According to an account written by Moncayo’s sister for the Silver Spur, a Rancho Bernardo High School paper, Moncayo was tackled while running through the park and thrown to the ground. The attacker demanded money, then “picked her up by her shoulders, shaking her relentlessly, which left bruises,” when told that she had no money. Moncayo, who had training in martial arts, fought back by elbowing her attacker in the nose. The move stunned him long enough for her to escape.
DNA evidence swabbed from her elbow reportedly matched Gardner’s—which also matched a DNA sample on Chelsea King’s underwear found near Lake Hodges.
Moncayo’s choice to fight back may well have saved her life.

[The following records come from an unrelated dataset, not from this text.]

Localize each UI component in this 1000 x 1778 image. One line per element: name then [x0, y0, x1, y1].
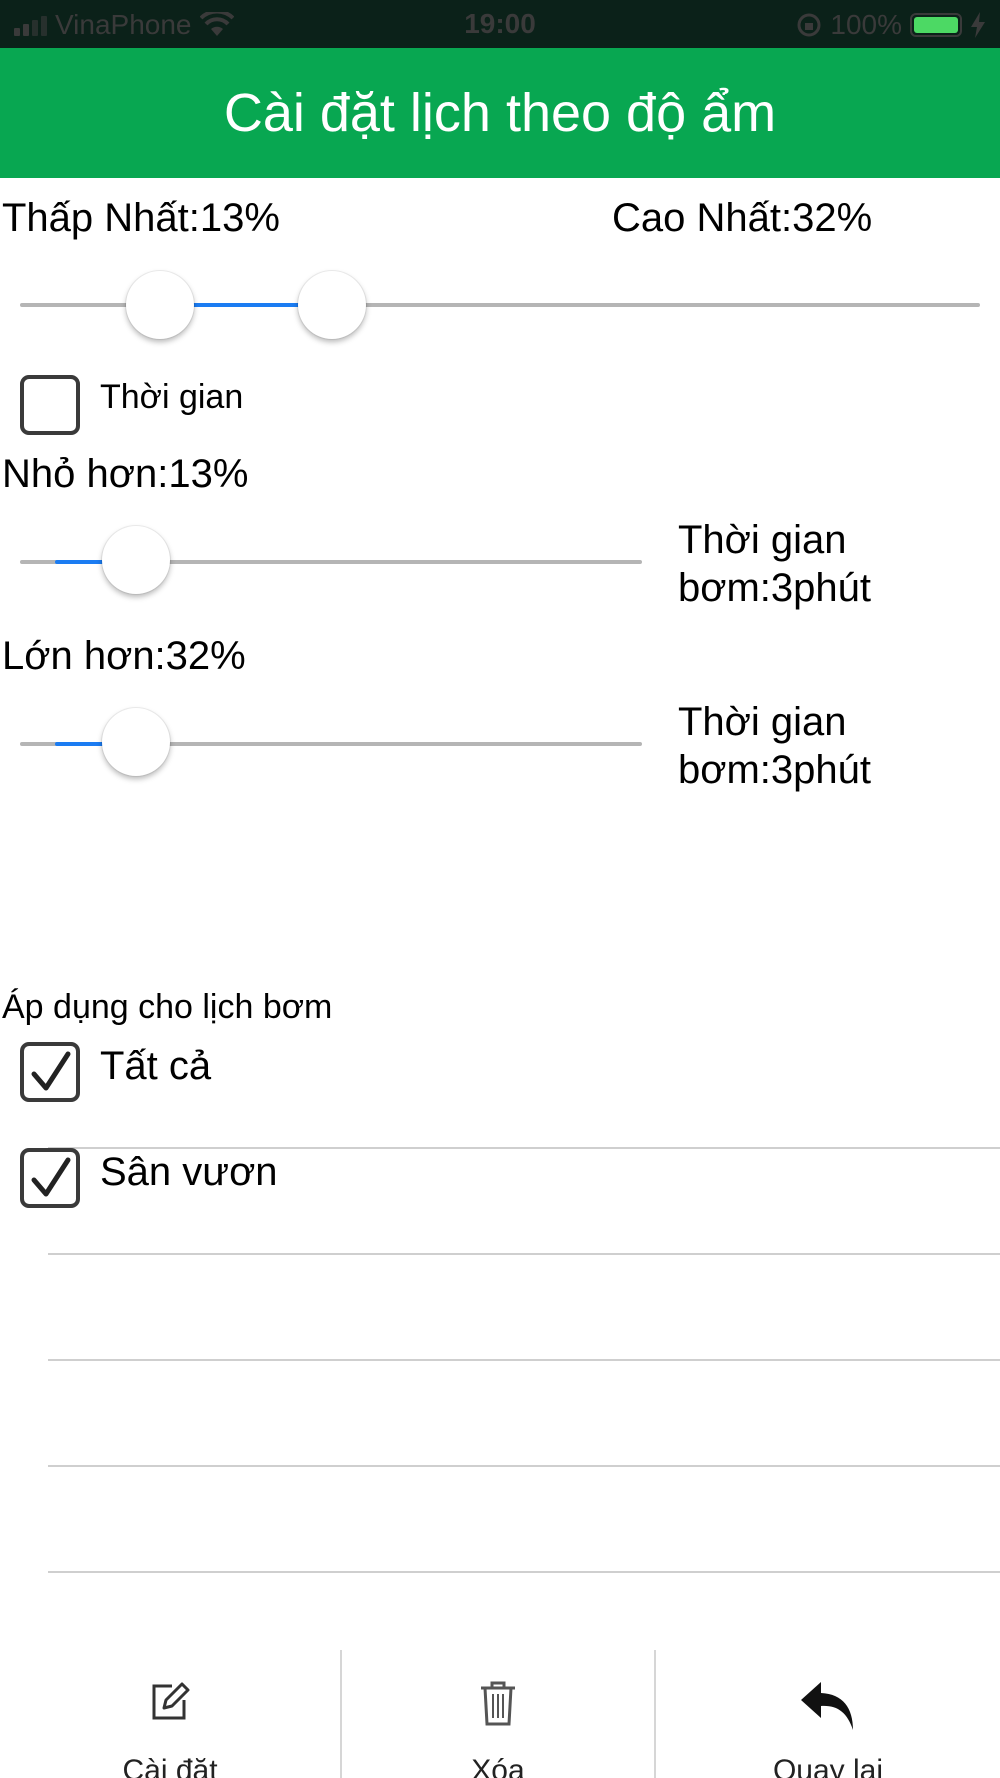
all-pumps-checkbox[interactable]: [20, 1042, 80, 1102]
garden-pump-checkbox[interactable]: [20, 1148, 80, 1208]
checkmark-icon: [31, 1157, 71, 1197]
settings-button[interactable]: Cài đặt: [0, 1650, 340, 1778]
page-title: Cài đặt lịch theo độ ẩm: [0, 48, 1000, 178]
list-separator: [48, 1147, 1000, 1149]
max-humidity-label: Cao Nhất:32%: [612, 196, 873, 240]
back-button[interactable]: Quay lại: [656, 1650, 1000, 1778]
status-right: 100%: [796, 9, 986, 41]
trash-icon: [481, 1681, 515, 1726]
delete-label: Xóa: [471, 1754, 525, 1778]
charging-icon: [971, 12, 985, 38]
all-pumps-label: Tất cả: [100, 1044, 212, 1088]
min-humidity-label: Thấp Nhất:13%: [2, 196, 280, 240]
time-checkbox[interactable]: [20, 375, 80, 435]
lower-slider-thumb[interactable]: [102, 526, 170, 594]
range-slider-max-thumb[interactable]: [298, 271, 366, 339]
higher-threshold-label: Lớn hơn:32%: [2, 634, 246, 678]
range-slider-min-thumb[interactable]: [126, 271, 194, 339]
battery-icon: [910, 13, 962, 37]
back-label: Quay lại: [772, 1754, 884, 1778]
higher-pump-time-line2: bơm:3phút: [678, 748, 872, 792]
list-separator: [48, 1571, 1000, 1573]
checkmark-icon: [31, 1051, 71, 1091]
list-separator: [48, 1465, 1000, 1467]
list-separator: [48, 1253, 1000, 1255]
list-separator: [48, 1359, 1000, 1361]
undo-icon: [801, 1682, 853, 1730]
lower-pump-time-line1: Thời gian: [678, 518, 847, 562]
apply-section-title: Áp dụng cho lịch bơm: [2, 988, 333, 1026]
higher-slider-thumb[interactable]: [102, 708, 170, 776]
status-bar: VinaPhone 19:00 100%: [0, 0, 1000, 48]
delete-button[interactable]: Xóa: [342, 1650, 654, 1778]
battery-percent: 100%: [830, 9, 902, 40]
time-checkbox-label: Thời gian: [100, 378, 244, 416]
higher-pump-time-line1: Thời gian: [678, 700, 847, 744]
garden-pump-label: Sân vươn: [100, 1150, 278, 1194]
settings-label: Cài đặt: [122, 1754, 218, 1778]
lock-rotation-icon: [797, 13, 821, 37]
edit-icon: [152, 1682, 190, 1720]
lower-threshold-label: Nhỏ hơn:13%: [2, 452, 249, 496]
lower-pump-time-line2: bơm:3phút: [678, 566, 872, 610]
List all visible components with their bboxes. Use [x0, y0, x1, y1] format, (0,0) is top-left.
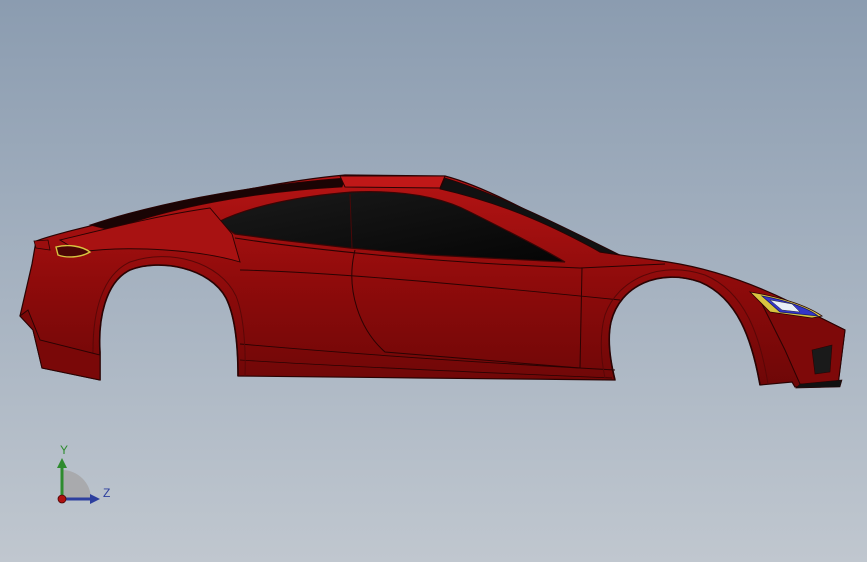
orientation-triad[interactable]: Y Z — [40, 440, 130, 510]
triad-plane-disc — [62, 470, 91, 499]
triad-y-arrow — [57, 458, 67, 468]
car-body-model[interactable] — [0, 0, 867, 562]
triad-z-arrow — [90, 494, 100, 504]
triad-y-label: Y — [60, 443, 69, 457]
front-intake — [811, 344, 833, 375]
graphics-viewport[interactable]: Y Z — [0, 0, 867, 562]
roof-scoop — [339, 175, 446, 189]
triad-z-label: Z — [103, 486, 111, 500]
triad-x-axis-origin — [57, 494, 67, 504]
triad-graphic — [57, 458, 100, 504]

A woman is raped every 46 seconds in America. Most (75%) of rapes are committed by a man known by the victim. A substantial number (25%) of all rapes occur in a public area or parking garage
Fighting back is not without risk. But passively submitting to an attack is no guarantee of survival, since a rapist may decide not to leave a witness alive.
How can you protect yourself from a violent attack?
Start by avoiding potentially dangerous situations, such as running or walking alone after dark or in an isolated place. Take a companion or a dog. Carry an alarm and common items that can be used for self defense. Aerosol spray, coins thrown at the eyes, jamming a lipstick tube, jabbing with keys, tossing rocks or flinging sand into eyes can help protect you if you are attacked.
You can learn common threat positions and self-defense moves to counter them through self-defense class or free online self defense sites such as www.safetyforwomen.com or www.selfdefense-4-women.com. The author of Safety for Women reports that she warded off an attacked by slamming her palm against his nose.
An elbow jab, such as Moncayo used, can be effective if someone is against your back trying to grab your waist, the SelfDefesne4-Women site advises. To make an elbow strike most effective, make a fist, grab it with your other hand, then jab with the elbow on the same arm as your fist. Use your entire torso to “throw” your elbow, twisting at the waist and pivoting your shoulders as you strike. If your attacker is large, throw your elbow straight back to strike his ribs or stomach. If he’s close to your size, jab back and up to hit his head, face or throat.
These sites offer many other defense techniques, such as kicking in the knees or groin, attacking pressure points, or using TaeKwonDo hand and foot moves.
If you’re grabbed from behind around your throat, grab your attackers pinky fingers and yank down hard enough to break them. You can use your fingers to pull hair or ears, twist fingers, or use a palm thrust to the throat or nose.
Martial arts classes can teach you additional self-defense techniques you can use to defend yourself.Videos at http://www.youtube.com/watch?v=NPTAcaPzCeQ offer demonstrations on other self-defense techniques, including options if you must try to escape from an attacker armed with a knife or gun.
The websites listed above also have links for ordering self-defense devices such as pepper spray, tasers, Kabuton keychains (sharp devices which may be used to disable an assailant) and even a stun gun disguised as a cell phone. Check with your local jurisdiction on the legality of any self-defense device before making a purchase.